Question

The upper $3/4$ th portion of a vertical pole subtends an angle ${\tan }^{-1}3/5$ at a point in the horizontal plane through its foot and at a distance $40m$ from the foot.

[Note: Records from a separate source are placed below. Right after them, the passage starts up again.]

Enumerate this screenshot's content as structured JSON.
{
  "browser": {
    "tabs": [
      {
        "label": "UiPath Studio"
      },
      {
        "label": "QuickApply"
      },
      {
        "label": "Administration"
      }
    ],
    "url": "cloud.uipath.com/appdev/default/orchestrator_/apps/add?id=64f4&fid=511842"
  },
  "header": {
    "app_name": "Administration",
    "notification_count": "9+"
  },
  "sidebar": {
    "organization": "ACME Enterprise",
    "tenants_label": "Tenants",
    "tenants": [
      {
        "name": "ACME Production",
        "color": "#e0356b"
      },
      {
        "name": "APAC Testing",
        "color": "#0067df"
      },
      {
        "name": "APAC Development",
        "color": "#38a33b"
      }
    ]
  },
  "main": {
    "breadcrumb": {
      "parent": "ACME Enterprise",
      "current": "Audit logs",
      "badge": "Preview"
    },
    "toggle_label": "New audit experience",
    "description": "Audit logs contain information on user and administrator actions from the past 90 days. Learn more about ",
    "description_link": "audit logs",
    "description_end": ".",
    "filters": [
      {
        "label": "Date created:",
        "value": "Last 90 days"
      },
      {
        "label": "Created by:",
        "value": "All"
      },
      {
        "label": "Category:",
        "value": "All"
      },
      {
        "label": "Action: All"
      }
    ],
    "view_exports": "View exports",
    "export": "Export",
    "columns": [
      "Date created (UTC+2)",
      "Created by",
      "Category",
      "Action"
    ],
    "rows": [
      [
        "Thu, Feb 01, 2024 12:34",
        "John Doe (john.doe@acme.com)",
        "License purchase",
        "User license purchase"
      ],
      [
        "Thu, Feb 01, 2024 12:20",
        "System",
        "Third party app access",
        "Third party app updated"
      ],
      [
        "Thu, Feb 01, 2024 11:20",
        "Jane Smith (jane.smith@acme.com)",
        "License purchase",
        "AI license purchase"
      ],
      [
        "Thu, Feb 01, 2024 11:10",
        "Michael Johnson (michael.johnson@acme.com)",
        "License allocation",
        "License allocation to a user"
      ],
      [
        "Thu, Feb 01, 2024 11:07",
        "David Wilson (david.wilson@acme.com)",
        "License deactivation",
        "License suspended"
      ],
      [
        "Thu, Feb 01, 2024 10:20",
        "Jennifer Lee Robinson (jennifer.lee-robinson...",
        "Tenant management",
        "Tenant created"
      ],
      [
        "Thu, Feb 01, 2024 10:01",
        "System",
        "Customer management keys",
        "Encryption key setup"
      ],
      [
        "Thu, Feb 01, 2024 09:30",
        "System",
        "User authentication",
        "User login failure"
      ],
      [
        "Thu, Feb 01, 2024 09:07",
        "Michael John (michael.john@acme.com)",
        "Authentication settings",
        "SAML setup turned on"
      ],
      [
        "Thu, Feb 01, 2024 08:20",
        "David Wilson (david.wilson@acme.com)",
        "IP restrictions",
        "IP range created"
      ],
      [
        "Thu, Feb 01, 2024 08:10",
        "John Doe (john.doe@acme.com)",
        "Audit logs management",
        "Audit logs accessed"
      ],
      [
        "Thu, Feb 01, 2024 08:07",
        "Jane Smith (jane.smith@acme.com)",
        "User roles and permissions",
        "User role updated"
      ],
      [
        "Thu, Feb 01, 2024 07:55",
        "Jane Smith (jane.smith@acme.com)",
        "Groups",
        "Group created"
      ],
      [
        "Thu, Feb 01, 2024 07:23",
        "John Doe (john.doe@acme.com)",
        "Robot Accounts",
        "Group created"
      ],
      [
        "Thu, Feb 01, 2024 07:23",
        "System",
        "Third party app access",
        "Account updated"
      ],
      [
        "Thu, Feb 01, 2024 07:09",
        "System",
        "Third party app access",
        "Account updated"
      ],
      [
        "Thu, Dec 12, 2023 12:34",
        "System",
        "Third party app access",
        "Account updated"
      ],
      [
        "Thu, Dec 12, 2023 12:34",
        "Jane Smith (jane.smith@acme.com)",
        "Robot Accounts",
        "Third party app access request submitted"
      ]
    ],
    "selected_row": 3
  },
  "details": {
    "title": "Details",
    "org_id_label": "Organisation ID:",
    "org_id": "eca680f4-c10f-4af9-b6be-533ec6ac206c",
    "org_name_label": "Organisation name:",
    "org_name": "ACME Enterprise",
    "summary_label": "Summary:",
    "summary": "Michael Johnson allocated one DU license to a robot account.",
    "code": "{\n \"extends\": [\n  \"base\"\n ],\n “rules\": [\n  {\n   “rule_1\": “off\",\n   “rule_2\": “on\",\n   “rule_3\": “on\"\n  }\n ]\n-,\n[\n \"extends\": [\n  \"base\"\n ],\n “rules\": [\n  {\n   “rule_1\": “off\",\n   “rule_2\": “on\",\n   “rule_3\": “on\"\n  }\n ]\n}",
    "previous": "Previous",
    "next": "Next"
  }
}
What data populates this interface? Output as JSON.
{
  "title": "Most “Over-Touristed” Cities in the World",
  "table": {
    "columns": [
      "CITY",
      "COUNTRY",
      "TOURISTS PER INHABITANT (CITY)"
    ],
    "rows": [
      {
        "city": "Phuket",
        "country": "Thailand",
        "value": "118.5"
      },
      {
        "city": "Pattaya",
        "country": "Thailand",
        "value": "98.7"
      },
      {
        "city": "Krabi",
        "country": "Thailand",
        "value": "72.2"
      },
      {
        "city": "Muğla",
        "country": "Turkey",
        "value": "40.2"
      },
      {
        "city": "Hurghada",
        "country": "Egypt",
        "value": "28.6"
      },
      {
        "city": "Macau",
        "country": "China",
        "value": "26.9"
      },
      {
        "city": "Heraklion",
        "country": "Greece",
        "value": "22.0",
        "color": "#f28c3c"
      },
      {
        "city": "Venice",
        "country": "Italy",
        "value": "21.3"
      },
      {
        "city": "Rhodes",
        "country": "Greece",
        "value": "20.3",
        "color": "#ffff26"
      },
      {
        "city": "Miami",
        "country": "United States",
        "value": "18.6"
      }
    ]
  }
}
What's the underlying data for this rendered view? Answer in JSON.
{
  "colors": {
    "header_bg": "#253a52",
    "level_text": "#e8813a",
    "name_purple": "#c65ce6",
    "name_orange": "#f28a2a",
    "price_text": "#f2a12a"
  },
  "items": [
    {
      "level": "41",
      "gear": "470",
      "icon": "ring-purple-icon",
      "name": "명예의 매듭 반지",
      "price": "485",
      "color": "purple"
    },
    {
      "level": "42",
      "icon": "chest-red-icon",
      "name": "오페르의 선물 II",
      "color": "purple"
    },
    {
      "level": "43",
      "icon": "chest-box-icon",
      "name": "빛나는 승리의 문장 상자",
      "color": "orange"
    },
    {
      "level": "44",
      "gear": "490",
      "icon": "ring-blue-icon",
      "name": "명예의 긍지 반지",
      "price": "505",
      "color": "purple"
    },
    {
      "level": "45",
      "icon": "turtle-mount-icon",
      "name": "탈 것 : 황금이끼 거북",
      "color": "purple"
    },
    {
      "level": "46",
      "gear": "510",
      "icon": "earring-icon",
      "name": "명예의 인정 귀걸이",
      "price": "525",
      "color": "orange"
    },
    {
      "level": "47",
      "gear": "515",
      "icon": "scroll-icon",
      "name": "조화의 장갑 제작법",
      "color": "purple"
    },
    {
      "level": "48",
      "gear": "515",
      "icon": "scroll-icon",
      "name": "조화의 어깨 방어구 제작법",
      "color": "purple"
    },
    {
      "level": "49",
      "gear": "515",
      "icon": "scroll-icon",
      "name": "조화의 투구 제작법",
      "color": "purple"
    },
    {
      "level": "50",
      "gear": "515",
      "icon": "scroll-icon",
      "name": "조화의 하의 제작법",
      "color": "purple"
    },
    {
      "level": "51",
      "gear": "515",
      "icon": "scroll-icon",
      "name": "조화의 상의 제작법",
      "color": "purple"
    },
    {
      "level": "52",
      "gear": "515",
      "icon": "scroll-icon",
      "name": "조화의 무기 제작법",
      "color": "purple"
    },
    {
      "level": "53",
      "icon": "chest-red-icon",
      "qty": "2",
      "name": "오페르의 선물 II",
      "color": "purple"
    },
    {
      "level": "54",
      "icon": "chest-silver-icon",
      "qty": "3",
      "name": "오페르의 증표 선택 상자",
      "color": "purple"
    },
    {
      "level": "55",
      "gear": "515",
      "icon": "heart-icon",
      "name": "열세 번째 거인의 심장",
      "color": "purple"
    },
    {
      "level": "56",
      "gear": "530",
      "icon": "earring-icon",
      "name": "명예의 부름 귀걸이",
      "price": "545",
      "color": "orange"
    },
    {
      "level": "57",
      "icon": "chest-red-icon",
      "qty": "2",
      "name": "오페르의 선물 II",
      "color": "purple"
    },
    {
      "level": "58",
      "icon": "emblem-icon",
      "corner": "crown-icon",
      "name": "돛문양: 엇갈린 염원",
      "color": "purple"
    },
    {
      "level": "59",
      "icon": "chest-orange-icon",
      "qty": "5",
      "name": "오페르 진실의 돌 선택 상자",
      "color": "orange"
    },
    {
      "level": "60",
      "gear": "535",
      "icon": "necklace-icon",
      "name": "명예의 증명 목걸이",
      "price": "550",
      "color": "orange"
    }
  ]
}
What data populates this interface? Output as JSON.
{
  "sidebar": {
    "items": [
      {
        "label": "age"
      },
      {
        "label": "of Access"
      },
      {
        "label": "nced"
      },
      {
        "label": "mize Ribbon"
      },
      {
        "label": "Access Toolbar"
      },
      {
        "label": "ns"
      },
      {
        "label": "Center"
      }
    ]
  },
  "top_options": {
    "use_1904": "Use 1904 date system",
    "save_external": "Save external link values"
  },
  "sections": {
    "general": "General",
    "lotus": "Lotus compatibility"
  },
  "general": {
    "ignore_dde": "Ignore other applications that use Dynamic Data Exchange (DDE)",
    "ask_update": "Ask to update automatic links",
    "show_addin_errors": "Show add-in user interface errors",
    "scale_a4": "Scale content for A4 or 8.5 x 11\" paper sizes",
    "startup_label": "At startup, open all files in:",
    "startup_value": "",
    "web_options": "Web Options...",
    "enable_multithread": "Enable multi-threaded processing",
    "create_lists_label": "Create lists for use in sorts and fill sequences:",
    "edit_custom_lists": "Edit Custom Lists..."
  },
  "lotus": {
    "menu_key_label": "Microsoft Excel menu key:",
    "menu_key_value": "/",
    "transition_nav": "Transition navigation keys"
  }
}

A possible height of the vertical pole is :

• A. $20m$
• B. $40m$
• C. $60m$
• D. $80m$

Answer 1

Answer: (B)

Given ${\theta }_2={\tan }^{-1}\frac{3}{5}$

$\tan {\theta }_2=\frac{3}{5}$
ln $\Delta AOC,\tan {\theta }_1=\frac{AC}{OA}$
$=\frac{\frac{1}{4}h}{40}=\frac{h}{160}$
In $\Delta AOB$,
$\tan \left({\theta }_1+{\theta }_2\right)=\frac{AB}{OA}=\frac{h}{40}$
$\frac{\tan {\theta }_1+\tan {\theta }_2}{1-\tan {\theta }_1\tan {\theta }_2}=\frac{h}{40}$
$\Rightarrow \frac{\frac{h}{160}+\frac{3}{5}}{1-\frac{h}{160}\times \frac{3}{5}}=\frac{h}{40}$
$\frac{5[h+96]}{800-3h}=\frac{h}{40}$
$\Rightarrow 200[h+96]=800h-3h^2$
$\Rightarrow 200h+19200=800h-3h^2$
$\Rightarrow 3h^2-600h+19200=0$
$\Rightarrow h^2-200h+6400=0$
$\Rightarrow (h-160)(h-40)=0$
$\Rightarrow h=160$ or $h=40$
$\therefore$ Height of the vertical pole $=40m$.